Finance education needs more humility, argues Simon Taylor of Cambridge Judge Business School.
There has been plenty of blame cast for the financial crisis of 2007-2008, most of it aimed at bankers, but finance education and training has hardly been blameless, argues Simon Taylor, University Lecturer in Finance and Director of the Master of Finance Programme at Cambridge Judge Business School.
A “standard set of finance concepts and tools” have been used to train people in the finance industry for decades, but many of those are based on very shaky foundations, Taylor told an audience in Mumbai on 28 January.

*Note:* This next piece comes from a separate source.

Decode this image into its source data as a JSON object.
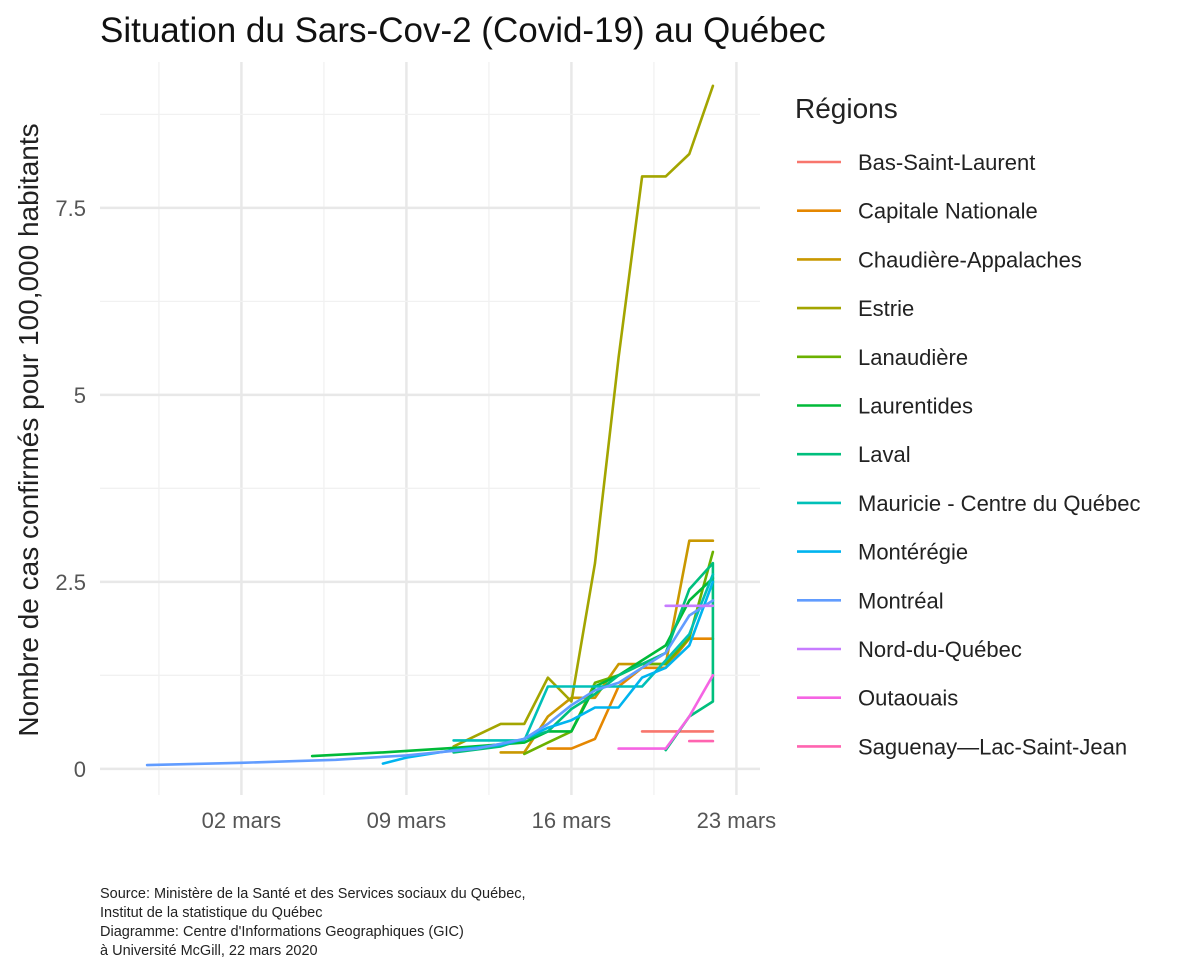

Another problem is that students are often, to borrow the words of former US Defence Secretary Donald Rumsfeld, not properly informed about the “known unknowns.”
“We have to make students aware of what is known, but also how limited, fragmented and tentative that knowledge is,” Taylor says, urging that several elements should become standard fixtures in the education of financiers and others entering the investment industry.
They include a broad knowledge of history, not only the dates of financial crises but “turning points” in the development of modern financial products and macroeconomic theory; an emphasis on the limitations of traditional models of economic decision making, by looking beyond behavioural finance to other factors such as system dynamics; and lessons on just how provisional all financial knowledge really is, so finance professionals “don’t blindly apply something on the assumption that it always yields precise results.”
Taylor acknowledged that “every syllabus is finite,” so adding these elements may mean that other concepts are left out of a finance education – so programmes must strike a fine balance in order to become “more sceptical and pragmatic without undermining their students’ confidence in finance completely.”
On his recent trip to India, Taylor said he detected an upbeat feeling about the future under relatively new Prime Minister Narendra Modi, reflected in a booming stock market, but this followed five years “widely seen as having achieved very little in economic policy” amid frustration that the country had stepped backwards following impressive growth.
Taylor says:
It’s a little early to know whether Modi’s cautious but determined attempts to improve India as a place to do business and to attract more foreign investment will be enough to push economic growth back up again, but there is a lot of optimism in India.